King Francois I (1494-1547, king of France from 1515 till his death) is, inarguable, the man we may look back to in gratitude for the museum now known as the Louvre, the once home of many a French king. So manic was Francois to have Leonardo, he granted da Vinci the station of Premier Painter and Engineer and Architect of the king. Francois' patronage provided Leonardo with a stipend and a manor house in Amboise, close to the Royal Chateau.

Leonardo brought Mona Lisa with him.

The relationship these two men shared was one of profound empathetic intellectual and cultural curiosity, a love of what could be and the ability to see the beauty in all that was. Even after suffering a paralysis in his right hand (possibly from a stroke), Leonardo continued to sketch and draw and teach, living well under Francois' care.
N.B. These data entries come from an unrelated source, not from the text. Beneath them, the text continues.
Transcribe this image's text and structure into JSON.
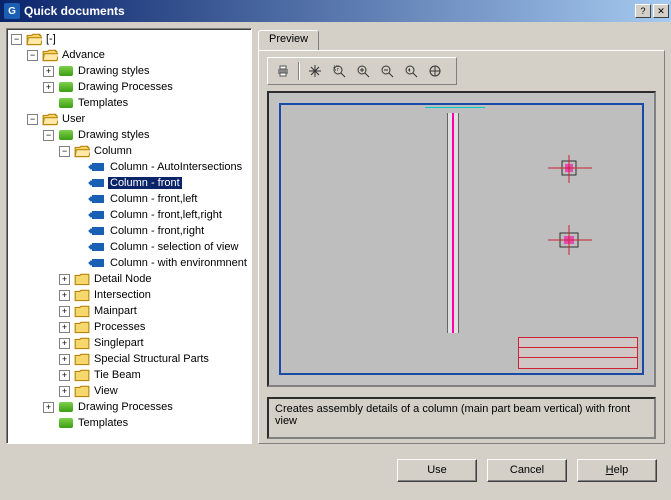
{
  "window": {
    "title": "Quick documents"
  },
  "tree": {
    "root": "[-]",
    "advance": {
      "label": "Advance",
      "drawing_styles": "Drawing styles",
      "drawing_processes": "Drawing Processes",
      "templates": "Templates"
    },
    "user": {
      "label": "User",
      "drawing_styles": "Drawing styles",
      "drawing_processes": "Drawing Processes",
      "templates": "Templates",
      "column": {
        "label": "Column",
        "items": [
          "Column - AutoIntersections",
          "Column - front",
          "Column - front,left",
          "Column - front,left,right",
          "Column - front,right",
          "Column - selection of view",
          "Column - with environmnent"
        ]
      },
      "folders": {
        "detail_node": "Detail Node",
        "intersection": "Intersection",
        "mainpart": "Mainpart",
        "processes": "Processes",
        "singlepart": "Singlepart",
        "special": "Special Structural Parts",
        "tie_beam": "Tie Beam",
        "view": "View"
      }
    }
  },
  "selected_item": "Column - front",
  "preview": {
    "tab": "Preview",
    "description": "Creates assembly details of a column (main part beam vertical) with front view"
  },
  "toolbar": {
    "print": "print",
    "hand": "pan",
    "zoom_window": "zoom-window",
    "zoom_in": "zoom-in",
    "zoom_out": "zoom-out",
    "zoom_prev": "zoom-previous",
    "zoom_ext": "zoom-extents"
  },
  "buttons": {
    "use": "Use",
    "cancel": "Cancel",
    "help": "Help"
  }
}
Leonardo da Vinci died on May 2, 1519 in his home in Clos Luce. Legend holds that King Francois was by his side, cradling Leonardo's head in his arms as the artist passed.
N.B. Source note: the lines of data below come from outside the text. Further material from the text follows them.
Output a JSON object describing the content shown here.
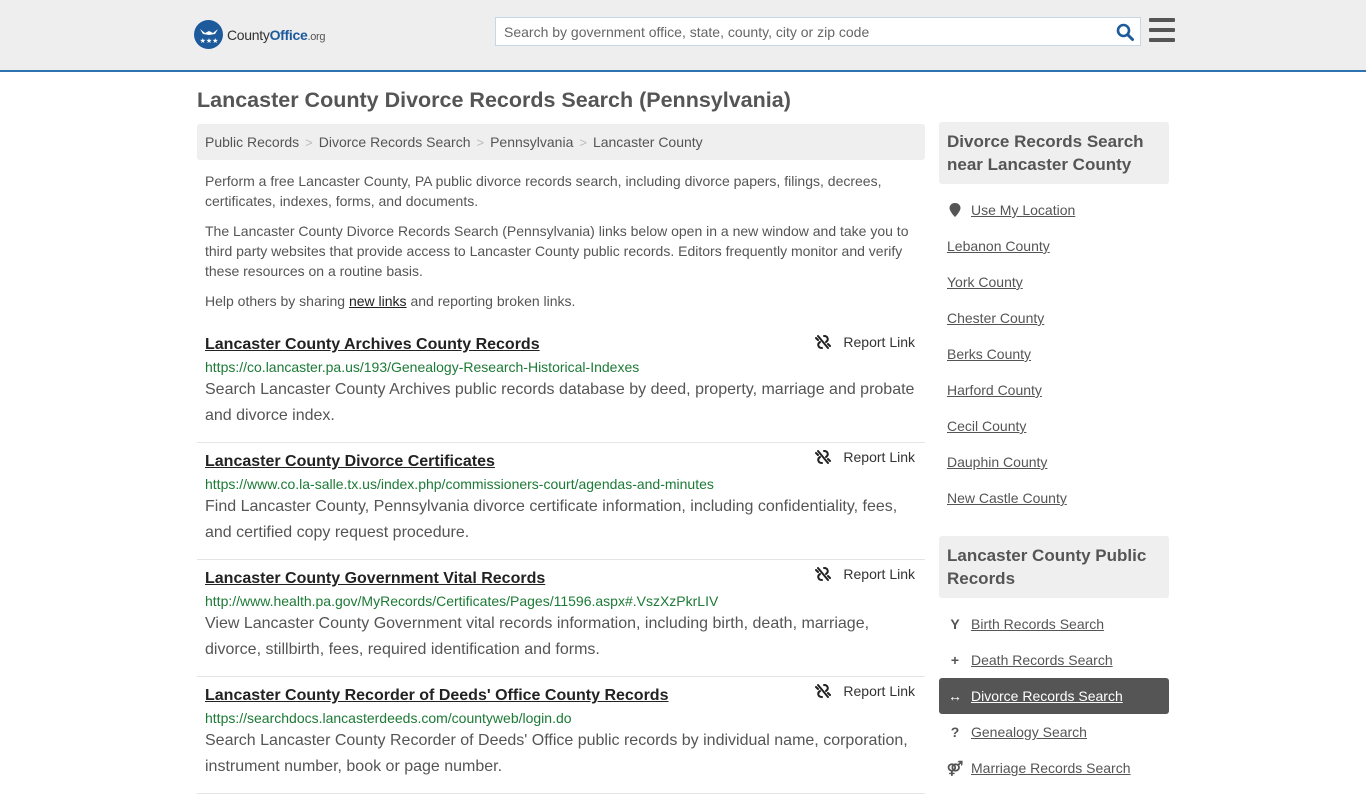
{
  "header": {
    "logo": {
      "part1": "County",
      "part2": "Office",
      "part3": ".org"
    },
    "search": {
      "placeholder": "Search by government office, state, county, city or zip code",
      "value": ""
    }
  },
  "page": {
    "title": "Lancaster County Divorce Records Search (Pennsylvania)"
  },
  "breadcrumb": [
    {
      "label": "Public Records"
    },
    {
      "label": "Divorce Records Search"
    },
    {
      "label": "Pennsylvania"
    },
    {
      "label": "Lancaster County"
    }
  ],
  "breadcrumb_separator": ">",
  "intro": {
    "p1": "Perform a free Lancaster County, PA public divorce records search, including divorce papers, filings, decrees, certificates, indexes, forms, and documents.",
    "p2": "The Lancaster County Divorce Records Search (Pennsylvania) links below open in a new window and take you to third party websites that provide access to Lancaster County public records. Editors frequently monitor and verify these resources on a routine basis.",
    "p3_before": "Help others by sharing ",
    "p3_link": "new links",
    "p3_after": " and reporting broken links."
  },
  "results": [
    {
      "title": "Lancaster County Archives County Records",
      "url": "https://co.lancaster.pa.us/193/Genealogy-Research-Historical-Indexes",
      "description": "Search Lancaster County Archives public records database by deed, property, marriage and probate and divorce index.",
      "report_label": "Report Link"
    },
    {
      "title": "Lancaster County Divorce Certificates",
      "url": "https://www.co.la-salle.tx.us/index.php/commissioners-court/agendas-and-minutes",
      "description": "Find Lancaster County, Pennsylvania divorce certificate information, including confidentiality, fees, and certified copy request procedure.",
      "report_label": "Report Link"
    },
    {
      "title": "Lancaster County Government Vital Records",
      "url": "http://www.health.pa.gov/MyRecords/Certificates/Pages/11596.aspx#.VszXzPkrLIV",
      "description": "View Lancaster County Government vital records information, including birth, death, marriage, divorce, stillbirth, fees, required identification and forms.",
      "report_label": "Report Link"
    },
    {
      "title": "Lancaster County Recorder of Deeds' Office County Records",
      "url": "https://searchdocs.lancasterdeeds.com/countyweb/login.do",
      "description": "Search Lancaster County Recorder of Deeds' Office public records by individual name, corporation, instrument number, book or page number.",
      "report_label": "Report Link"
    }
  ],
  "sidebar": {
    "nearby": {
      "heading": "Divorce Records Search near Lancaster County",
      "use_location": {
        "label": "Use My Location",
        "icon": "map-marker-icon"
      },
      "items": [
        {
          "label": "Lebanon County"
        },
        {
          "label": "York County"
        },
        {
          "label": "Chester County"
        },
        {
          "label": "Berks County"
        },
        {
          "label": "Harford County"
        },
        {
          "label": "Cecil County"
        },
        {
          "label": "Dauphin County"
        },
        {
          "label": "New Castle County"
        }
      ]
    },
    "public_records": {
      "heading": "Lancaster County Public Records",
      "items": [
        {
          "label": "Birth Records Search",
          "icon": "child-icon",
          "glyph": "Y",
          "active": false
        },
        {
          "label": "Death Records Search",
          "icon": "plus-icon",
          "glyph": "+",
          "active": false
        },
        {
          "label": "Divorce Records Search",
          "icon": "arrows-horizontal-icon",
          "glyph": "↔",
          "active": true
        },
        {
          "label": "Genealogy Search",
          "icon": "question-icon",
          "glyph": "?",
          "active": false
        },
        {
          "label": "Marriage Records Search",
          "icon": "marriage-icon",
          "glyph": "⚤",
          "active": false
        }
      ]
    }
  },
  "colors": {
    "brand": "#1c5a9c",
    "topbar_border": "#2f72b0",
    "url_green": "#1c7a36",
    "active_item_bg": "#555555"
  }
}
"There had never been a man born who  knew as much as Leonardo da Vinci," said Benevenuto Cellini, twenty years after da Vinci's passing.
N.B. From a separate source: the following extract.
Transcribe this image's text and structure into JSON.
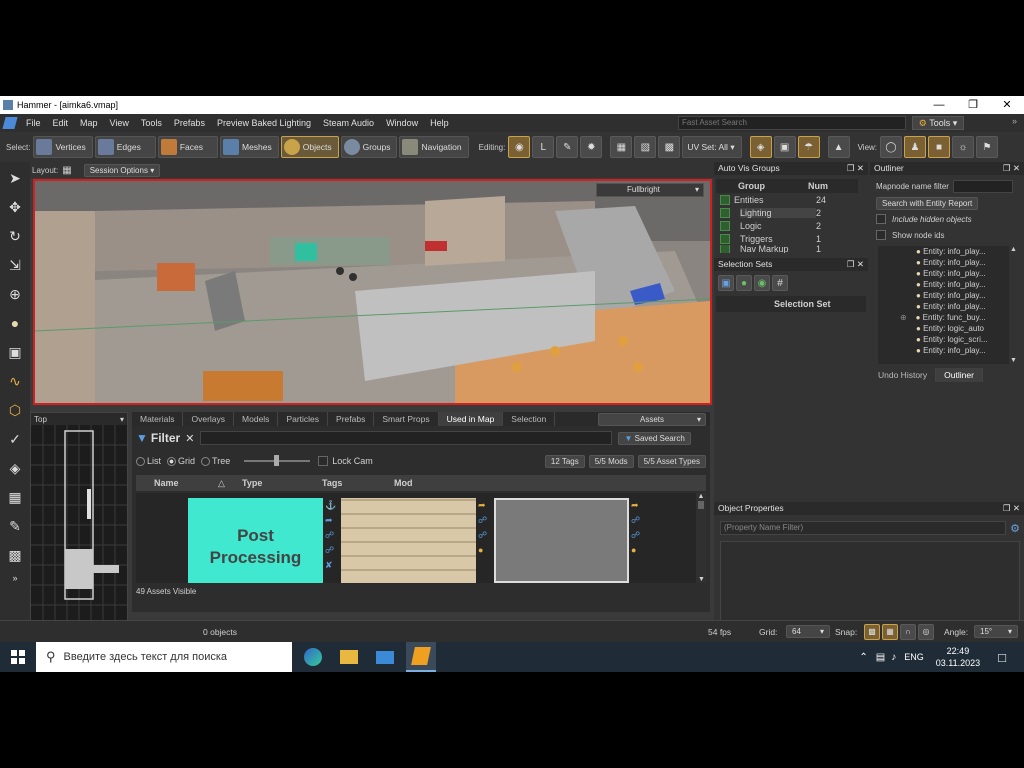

What brought Leonardo the title of Renaissance man was his contributions to science, math, and architecture. He was a painter, sculptor, inventor, draftsman, musician, anatomist, inventor, and more, so very much more in terms of an example of the limitless possibilities of the human capability. As one of the great naturalists that ever lived, as a man who contributed to the betterment of all areas of life--especially in the realm of art--he is still revered and admired today, five hundred and sixty one years after his birth, deservedly so.

To this humble, striving artist, his inspiration--that from the smallest of seeds there may grow profound magnificence--will never be forgot, will forever be held in gratitude. I feel truly blessed to have him as a prominent character in my upcoming trilogy.

Happy Birthday, dear, dear unforgettable Leonardo!



Leonardo will always attract seekers!
When I was in Paris 2005, I could not visit the Louvre. But the Louvre came with sound recording equipment, which were kindly provided by the French. Found the "Mona Lisa" and began recording background sound created numerous visitors who came to see the masterpiece. The logic was simple. Allow myself to be noted that any masterpiece has the property of highly structured information field. Man - this is also, at its basis, the field structure. There is a contact of two field structures – human and masterpiece. This is probably the power of art. The sounds published the people who were in the masterpiece (talk, the shuffling of feet, etc.) were very valuable to me, they were correlated associated with him. Subjecting these records complicated transformation process, I managed to get some incredible sound. Many are led into shock - these sounds there is a clear identification with the portrait of "Mona Lisa." Similar records I've made in the famous sculpture of Venus. As a result, based on these records, I had three works - "Knowledge", "Flow" and "Communication".
MONA LISA_VENUS(Опыт работы с шедеврами) .avi
Structure of presented video: sound background at Mona Lisa – result of transformational processing of a background, a sound background at Venus – result of transformational processing of a background, a work “Knowledge” fragment (the transformed sounds are used only).
Full details can be found on my master class
Academia of Music, Kishinev MOLDOVA
(sorry, translated by google)

Donna Russo Morin said...

What an incredibly fascinating study. Thank you so much for sharing this, Mihail. Though I have no educational experience, my many, many hours studying art, both academically and in museums, would easily substantiate such a postulation. I don't believe I'm capable of seeing beauty captured and recreated without making drawn breaths of surprise and delight, signs of something intangible served. In such a theory, one can see how one medium of art can inspire another...a beautiful painting incites pages of a manuscript, a heart wrenching poem becomes visual by the hands of talented painter.